Seu período sabático de seis meses, porém, não seria de descanso. Comprometeu-se a conhecer uma pessoa nova todos os dias, ou, ao menos, a conversar com alguém que estivesse fazendo algo novo. Entre essas conversas, entrou em contato com Eduardo Bontempo, co-fundador da startup Geekie, com quem tinha trabalhado durante a faculdade. “Conversamos bastante sobre como era trabalhar com educação e ele me aconselhou: ‘Dani, para fazer a transição, burn the bridge. Queime a ponte com o seu passado, não olhe pra trás’.“
Ela queimou. Um curso em Harvard a ajudou a entender o mercado e as perspectivas para quem desejava empreender na área. “Percebi que as pessoas estavam trabalhando com ensino adaptativo em várias disciplinas ao mesmo tempo, e decidi que queria ser mais específica, me dedicar exclusivamente a uma competência: a leitura”. Danielle constatou que o letramento ainda era feito de forma muito intuitiva, e que tecnologias computacionais poderiam ajudar a criança a passar por este processo, através da medição da complexidade de um texto e mapeamento do aprendizado.
Decidiu desenvolver, então, o primeiro software do tipo em língua portuguesa – nascia, com isso, a Guten Educação.

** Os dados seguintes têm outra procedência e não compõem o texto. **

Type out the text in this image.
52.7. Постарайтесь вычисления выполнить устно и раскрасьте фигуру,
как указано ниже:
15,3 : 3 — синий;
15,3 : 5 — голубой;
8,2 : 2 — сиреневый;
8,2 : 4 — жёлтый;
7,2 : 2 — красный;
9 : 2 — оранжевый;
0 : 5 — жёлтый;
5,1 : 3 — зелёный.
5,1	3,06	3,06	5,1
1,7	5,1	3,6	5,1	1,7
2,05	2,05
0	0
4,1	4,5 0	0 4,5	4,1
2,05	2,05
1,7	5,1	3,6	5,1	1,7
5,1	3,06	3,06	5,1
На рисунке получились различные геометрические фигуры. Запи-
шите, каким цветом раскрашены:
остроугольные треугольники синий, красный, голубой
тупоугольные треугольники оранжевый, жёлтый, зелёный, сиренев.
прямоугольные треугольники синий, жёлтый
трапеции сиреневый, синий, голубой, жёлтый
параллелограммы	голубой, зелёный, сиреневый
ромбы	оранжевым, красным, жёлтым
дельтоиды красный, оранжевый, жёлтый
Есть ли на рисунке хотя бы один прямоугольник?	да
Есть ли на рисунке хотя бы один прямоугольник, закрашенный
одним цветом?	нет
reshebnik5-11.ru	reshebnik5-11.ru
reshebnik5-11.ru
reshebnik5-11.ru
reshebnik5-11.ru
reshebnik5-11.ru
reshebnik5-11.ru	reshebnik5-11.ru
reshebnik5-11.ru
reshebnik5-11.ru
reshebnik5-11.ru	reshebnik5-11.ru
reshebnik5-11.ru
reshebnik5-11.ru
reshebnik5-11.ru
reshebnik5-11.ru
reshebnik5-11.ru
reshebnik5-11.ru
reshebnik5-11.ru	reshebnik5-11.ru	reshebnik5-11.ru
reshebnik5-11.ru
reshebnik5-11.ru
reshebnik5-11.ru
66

Voltando ao Brasil, Danielle pesquisou tudo o que pôde sobre o assunto. “Uma coisa boa é que, como não sabia nada, tive muita humildade para estudar e conversar com as pessoas – fui descobrindo, no processo, do que precisava”, explica. Ao procurar estudos sobre o tema, encontrou uma publicação científica do grupo de pesquisa em Linguística Computacional da USP de São Carlos. Fechou parceria com eles para o desenvolvimento do software classificador e, paralelamente, já começou a trabalhar em outros produtos complementares: um aplicativo de notícias adaptadas à linguagem infantil e outro mapeador de habilidades.
“Trazer parceiros foi um salto, e sou muito feliz com a escolha que fiz”, afirma. A Guten já recebeu o aporte financeiro de investidores-anjo, da Artemisia Ventures e, recentemente, do fundo norte-americano Omidyar Network, focado em empresas com alto impacto social. Em novembro de 2015, Danielle foi escolhida pela MIT Technology Review como um dos 10 brasileiros mais inovadores com menos de 35 anos, e selecionada pela mesma publicação como o Inovador Social de 2015.
Com dois produtos no mercado e o terceiro com lançamento em 2016, ela sente que, finalmente, está investindo seus talentos e seu esforço em algo em que se vê: “Toda vez que vejo uma criança usando nosso software, e mostrando seu progresso para os pais e para os professores, me pergunto por que não mudei antes. Mas entendo que era uma trajetória necessária para chegar mais madura a esse momento.”